Perry Marshall’s 80/20 Insights

I read a load of books last year, and the one that stands out is:

“80/20 Sales and Marketing: The Definitive Guide to Working Less and Making More” by Perry Marshall

I had many key takeaways:

The Value of Your Time is Not Equal.

If you spend an hour checking your Facebook account, then you were probably on under $1 per hour (and that’s being generous).

Cleaning your house, filling the car up, doing your weekly shop are all $10 per hour work. (You can pay someone $10 an hour to do this for you.)

If you crash an expensive car, then you just wrote off $50k in 5 seconds… equivalent of a massive (negative) hourly rate.

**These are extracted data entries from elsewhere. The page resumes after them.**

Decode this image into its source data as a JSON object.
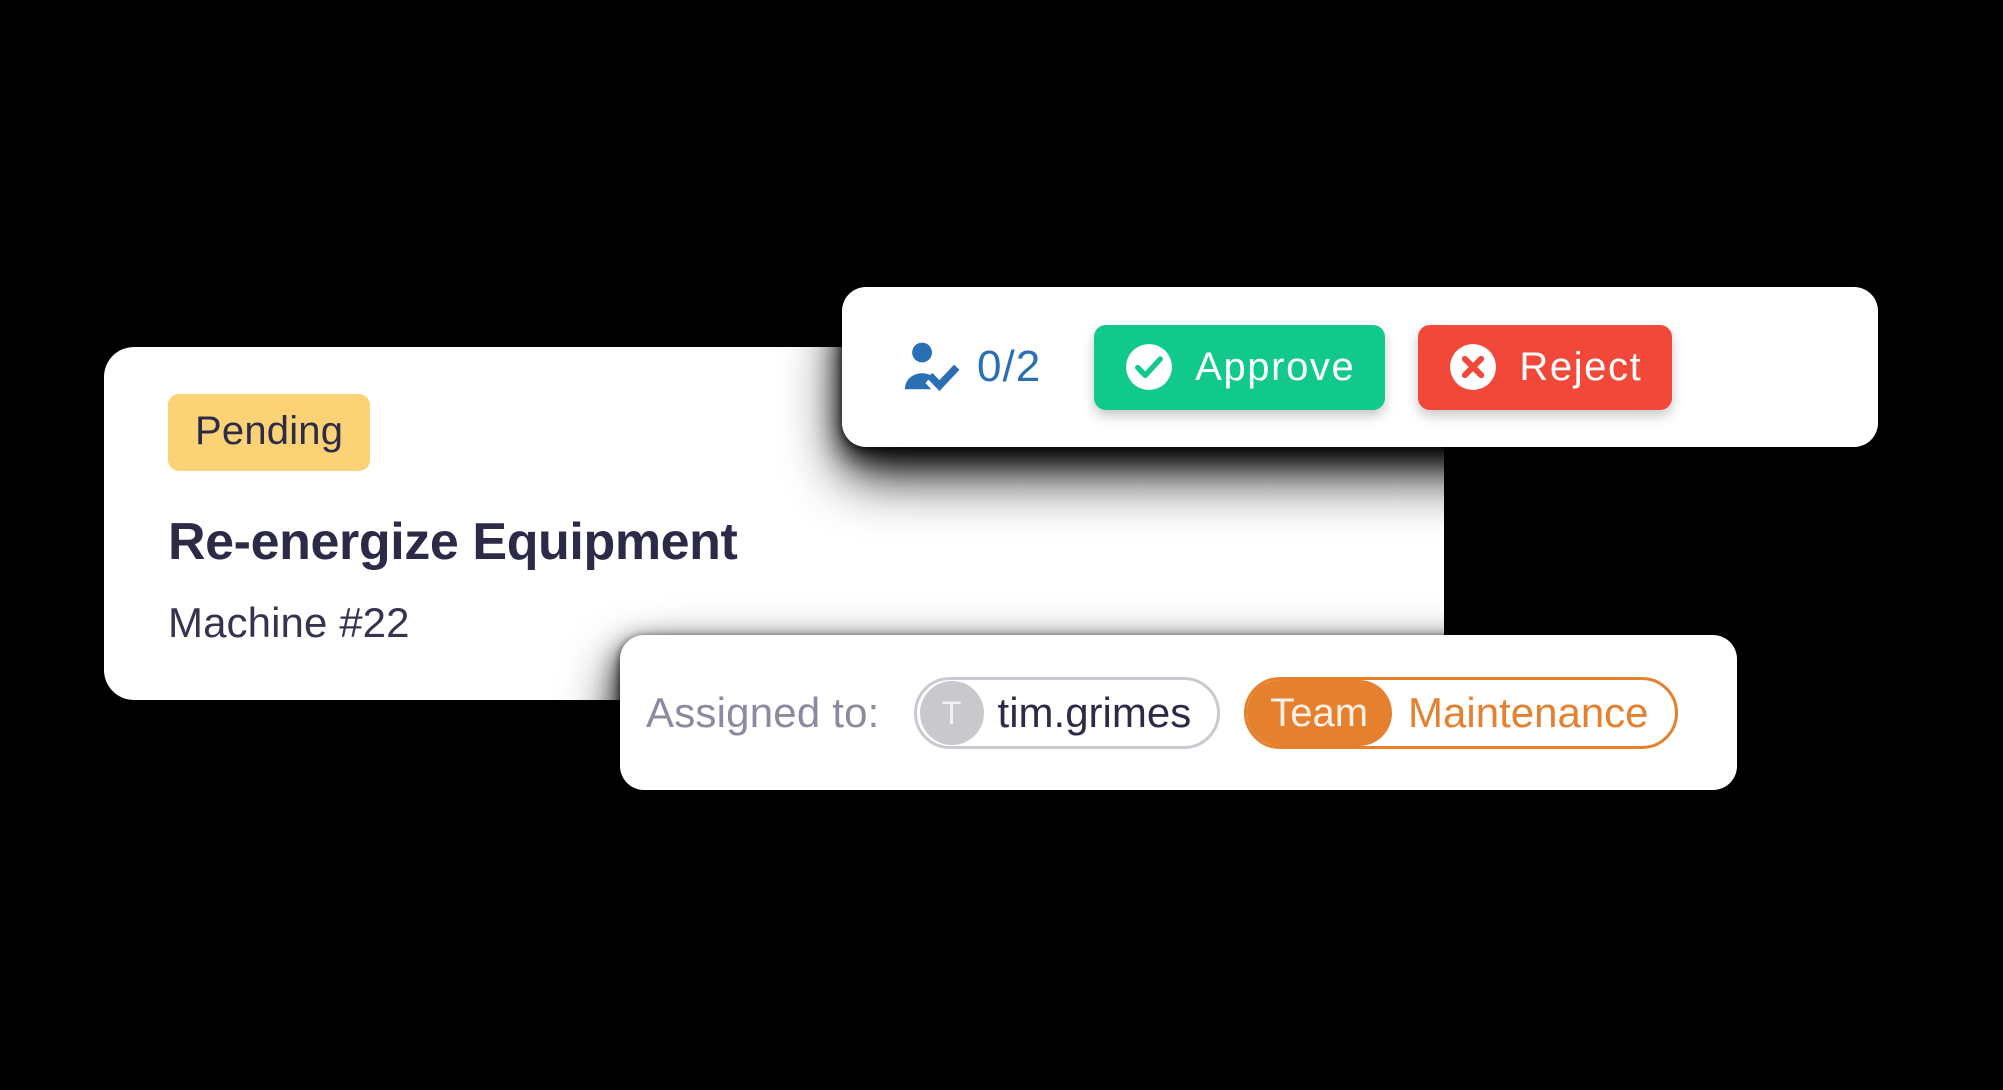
{
  "theme": {
    "background": "#000000",
    "card_surface": "#ffffff",
    "text_primary": "#2B2B47",
    "text_muted": "#8B8A9E",
    "accent_pending": "#FCD277",
    "accent_approve": "#11C98B",
    "accent_reject": "#F2483A",
    "accent_team": "#E5802F",
    "accent_blue": "#2A6FB5",
    "avatar_grey": "#C8C8CD"
  },
  "task_card": {
    "status_badge": "Pending",
    "title": "Re-energize Equipment",
    "subtitle": "Machine #22"
  },
  "approval_card": {
    "approver_icon": "person-check-icon",
    "approver_count": "0/2",
    "approve": {
      "label": "Approve",
      "icon": "check-circle-icon"
    },
    "reject": {
      "label": "Reject",
      "icon": "x-circle-icon"
    }
  },
  "assignment_card": {
    "label": "Assigned to:",
    "user": {
      "avatar_initial": "T",
      "name": "tim.grimes"
    },
    "team": {
      "kind_label": "Team",
      "name": "Maintenance"
    }
  }
}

If you sit down and plan your day and decide NOT to do something that would take you down a cul-de-sac for weeks, then you’ve done $1k to $10k an hour work.

Perry’s advice is that if you’re averaging $50 per hour or over, then you should outsource $10 per hour work.

Deciding which road to take is likely your most valuable time spent.

(A quick way to work out your average hourly rate is to divide your annual salary by 2,000. Forty hours a week for fifty weeks in a year equates to 2,000 hours in the year.  So if you’re on $80k, then you’re ballpark $40 per hour.)

 

Not All Your Customers Are Equal

The 80/20 principle tells us that 80% of our revenue comes from 20% of our customers.

Or 80% of our traffic comes from 20% of our campaigns (although this is more likely 99/1 if your campaigns are anything like mine).

Perry’s worked out some nice rule of thumbs from the 80/20 curve.

The one I like is that one-fifth the people will spend four times the money.

So if I had 1,000 people on my list paying me $10 per month

Then 20% (200) will likely spend $40 per month.

And 20% of that 200 (40) will likely spend $160 per month.

And 8 will likely spend $640 per month.

And 2 will likely spend $2560 per month.

Mileage will vary obviously!

Here’s what that would mean:

Key takeaway: Give people a chance to spend more money with you!